Organization gives me the space to consider what we leave behind in homes when we leave and what we take with us. Here in Michigan, I have missed the deep tub of the Maryland house where I spent many hours bathing, reading, thinking. I would turn the hot water on with my toes when it became tepid and sit some more. There is no tub here for proper baths. This is a requirement of our next home. While I love the tub and many features of our Maryland home, there is only one object I regret leaving.
In our Maryland home, many beloved animal companions passed on: HD, Homer, Shelby, Liza. Each worthy of many stories. We never buried any of our animals in the garden of that home. We keep all of them, cremated, in decorative boxes. Boxes that are packed and ready to moved with us to our next home. While on many occasions, the beloved declared that she would live in that house until she died, the neighbors, the town mayor with the silent consent of the council, conspired to force us from our home. So while our memories will always be of Shelby and Homer cavorting in the back yard, they will come with us, in our minds, and in our boxes. We hold close what we do not want to lose. We refuse to let houses have more of us than they deserve. Only in retrospect do I understand the wisdom of these decisions.
Yet the house, the yard, retains one thing that I cannot move. One thing I must leave in Maryland. It fills me with regret. A hydrangea. A gift from a dear friend when I was accepted into the MFA at the University of Maryland. When it arrived, it was in a small pot. We planted it in the back yard where it grew and grew. There are many hydrangea in the yard, but this one always had the most flowers. In August, it would droop from the weight of its blooms. I love this plant. I means everything to me. A beacon of friendship, a promise of poetry with a central role in my life, an object of beauty that seems like it will bloom forever and thrive. This plant always thrived. Wet or dry, sunny or overcast, hot and humid, cool and chilly, this hydrangea thrived. If only we all could be like this plant: rooted, growing, blooming.

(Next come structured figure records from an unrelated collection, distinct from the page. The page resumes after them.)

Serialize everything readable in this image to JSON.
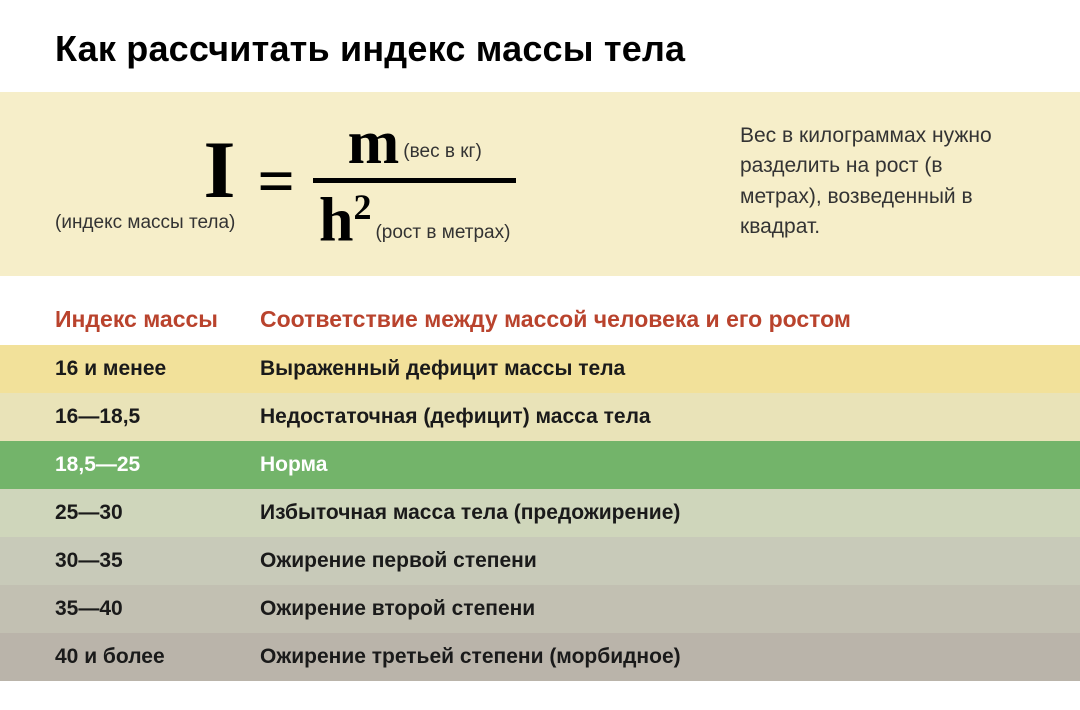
{
  "title": "Как рассчитать индекс массы тела",
  "formula": {
    "i_var": "I",
    "i_label": "(индекс массы тела)",
    "eq": "=",
    "m_var": "m",
    "m_label": "(вес в кг)",
    "h_var": "h",
    "h_sup": "2",
    "h_label": "(рост в метрах)"
  },
  "description": "Вес в килограммах нужно разделить на рост (в метрах), возведенный в квадрат.",
  "table": {
    "header_col1": "Индекс массы",
    "header_col2": "Соответствие между массой человека и его ростом",
    "header_color": "#b9432d",
    "rows": [
      {
        "range": "16 и менее",
        "label": "Выраженный дефицит массы тела",
        "bg": "#f2e19a",
        "highlight": false
      },
      {
        "range": "16—18,5",
        "label": "Недостаточная (дефицит) масса тела",
        "bg": "#e9e3b8",
        "highlight": false
      },
      {
        "range": "18,5—25",
        "label": "Норма",
        "bg": "#73b46a",
        "highlight": true
      },
      {
        "range": "25—30",
        "label": "Избыточная масса тела (предожирение)",
        "bg": "#cfd6bb",
        "highlight": false
      },
      {
        "range": "30—35",
        "label": "Ожирение первой степени",
        "bg": "#c8cab9",
        "highlight": false
      },
      {
        "range": "35—40",
        "label": "Ожирение второй степени",
        "bg": "#c2c0b2",
        "highlight": false
      },
      {
        "range": "40 и более",
        "label": "Ожирение третьей степени (морбидное)",
        "bg": "#bab4aa",
        "highlight": false
      }
    ]
  },
  "colors": {
    "formula_panel_bg": "#f6eec9",
    "page_bg": "#ffffff",
    "title_color": "#000000"
  }
}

Leaving this hydrangea fills me with sadness. If I could, I would dig it up, bring it with me. Carry it with me like the other things we brought to Michigan: clothes, beloved books, a pile of stuff dog toys. I would like a living talisman to carry with me reminding me of friendship, love, poetry, but I had to leave it behind. This hydrangea is the one thing I regret leaving in Maryland.
I hope that some other plant will grow and blossom in my life, though we will never bury our animals in the yard of a place we call home. Home is too fragile, too tentative, too subject to the vagaries of the world. Too many people lose their homes to bigots and bullies, to changes in the nation, to a rise of nationalism, to catastrophic climate events, to conditions beyond their control. Home is something we have for a moment, something we can lose in the blink of an eye. Still, I hope for a plant that says home. I hope for a space where I can re-remember, relearn, reencounter friendship, poetry, beauty, and love again.